Still, he distinguished himself from this area. “He sounded the alarm, calling for a fierce fight against these 'terrible' crimes,” wrote Walter Scott.

To each edition of the "Hammer of the Witches" in each country was necessarily added as an appendix and the highest approval of the bull Pope Innocent VIII.

HERESY IN FRANCE

For the first time, witchcraft began to be associated directly with heresy in France in the 13th century. The theological basis for this was the constant, incessant discussions of prominent theologians of that time - from the Archbishop of Paris, Guillaume of Auverne and to Thomas Aquinas, from I. Duns Scotus to Cabriel Viel.

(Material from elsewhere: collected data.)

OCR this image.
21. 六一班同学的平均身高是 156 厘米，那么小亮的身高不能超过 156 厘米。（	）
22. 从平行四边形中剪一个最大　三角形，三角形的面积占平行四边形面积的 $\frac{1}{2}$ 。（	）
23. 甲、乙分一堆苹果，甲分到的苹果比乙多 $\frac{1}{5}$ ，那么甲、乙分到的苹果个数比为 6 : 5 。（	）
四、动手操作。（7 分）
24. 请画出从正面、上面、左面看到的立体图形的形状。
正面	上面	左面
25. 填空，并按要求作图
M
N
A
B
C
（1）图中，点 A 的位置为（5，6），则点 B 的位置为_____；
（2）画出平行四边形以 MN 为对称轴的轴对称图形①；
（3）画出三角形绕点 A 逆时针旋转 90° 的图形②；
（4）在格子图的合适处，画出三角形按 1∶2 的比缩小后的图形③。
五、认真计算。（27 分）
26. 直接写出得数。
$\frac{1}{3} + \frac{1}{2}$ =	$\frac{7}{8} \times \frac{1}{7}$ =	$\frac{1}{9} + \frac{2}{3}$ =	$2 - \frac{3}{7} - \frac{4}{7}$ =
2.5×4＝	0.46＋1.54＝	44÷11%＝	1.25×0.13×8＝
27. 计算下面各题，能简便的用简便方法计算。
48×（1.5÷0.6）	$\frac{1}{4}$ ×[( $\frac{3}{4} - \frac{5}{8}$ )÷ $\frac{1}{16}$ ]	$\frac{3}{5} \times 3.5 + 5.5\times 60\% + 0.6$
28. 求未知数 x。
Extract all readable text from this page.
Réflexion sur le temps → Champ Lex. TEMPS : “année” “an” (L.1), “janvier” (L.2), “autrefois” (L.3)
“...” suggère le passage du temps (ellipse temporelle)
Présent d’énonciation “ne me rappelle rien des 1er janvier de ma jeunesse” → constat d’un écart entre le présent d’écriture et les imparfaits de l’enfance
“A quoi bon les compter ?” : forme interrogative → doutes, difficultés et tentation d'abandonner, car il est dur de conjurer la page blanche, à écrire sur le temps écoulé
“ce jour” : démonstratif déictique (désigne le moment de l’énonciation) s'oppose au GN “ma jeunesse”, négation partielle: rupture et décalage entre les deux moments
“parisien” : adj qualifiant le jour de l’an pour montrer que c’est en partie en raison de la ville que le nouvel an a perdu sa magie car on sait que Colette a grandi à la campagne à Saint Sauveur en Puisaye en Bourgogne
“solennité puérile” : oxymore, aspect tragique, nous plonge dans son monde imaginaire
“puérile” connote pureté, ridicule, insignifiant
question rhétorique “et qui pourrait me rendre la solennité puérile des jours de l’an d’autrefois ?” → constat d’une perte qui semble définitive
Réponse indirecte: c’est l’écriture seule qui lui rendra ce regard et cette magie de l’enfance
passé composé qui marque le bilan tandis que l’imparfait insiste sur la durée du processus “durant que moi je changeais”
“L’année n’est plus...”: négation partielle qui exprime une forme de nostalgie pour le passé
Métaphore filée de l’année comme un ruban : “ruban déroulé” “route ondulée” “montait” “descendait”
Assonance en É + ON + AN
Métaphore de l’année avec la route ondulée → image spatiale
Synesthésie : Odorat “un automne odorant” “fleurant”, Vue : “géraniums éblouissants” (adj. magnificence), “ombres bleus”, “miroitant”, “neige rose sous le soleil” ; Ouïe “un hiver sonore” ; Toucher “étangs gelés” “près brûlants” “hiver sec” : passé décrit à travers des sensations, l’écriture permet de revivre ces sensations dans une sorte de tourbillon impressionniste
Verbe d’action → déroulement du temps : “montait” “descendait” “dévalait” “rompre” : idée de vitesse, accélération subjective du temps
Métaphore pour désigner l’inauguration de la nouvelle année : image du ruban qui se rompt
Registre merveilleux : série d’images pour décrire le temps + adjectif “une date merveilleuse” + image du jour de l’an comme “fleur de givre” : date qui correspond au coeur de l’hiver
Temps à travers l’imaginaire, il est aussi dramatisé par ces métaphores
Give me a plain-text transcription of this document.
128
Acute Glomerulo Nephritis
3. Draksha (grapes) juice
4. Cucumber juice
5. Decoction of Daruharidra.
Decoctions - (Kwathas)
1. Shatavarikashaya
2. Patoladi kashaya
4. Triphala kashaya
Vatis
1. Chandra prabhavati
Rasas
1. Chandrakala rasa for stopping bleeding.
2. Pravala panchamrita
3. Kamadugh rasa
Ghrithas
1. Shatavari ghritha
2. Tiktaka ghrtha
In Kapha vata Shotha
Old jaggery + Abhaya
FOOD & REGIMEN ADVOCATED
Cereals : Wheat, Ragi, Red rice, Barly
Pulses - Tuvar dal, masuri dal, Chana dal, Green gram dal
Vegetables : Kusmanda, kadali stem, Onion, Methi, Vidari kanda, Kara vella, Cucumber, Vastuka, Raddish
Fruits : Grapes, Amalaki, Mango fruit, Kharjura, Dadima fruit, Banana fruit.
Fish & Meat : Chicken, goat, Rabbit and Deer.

Based on these lengthy considerations, the clergy and judges of the Inquisition and the Church created a detailed, paragraph-by-paragraph concept of the so-called contractual relationship of apostates with the Devil, which served as a reliable justification for conducting witch trials. With this formulation in hand, the University of Paris in 1398 first began to associate witchcraft not with magic, but with religion. Thus, it turned into an anti-Catholic heresy, submitted to the Inquisition, which, I must say, since the pacification of sectarian movements in the south of France, has found itself out of work. But this situation did not last long. An epidemic of "witch hunts" began.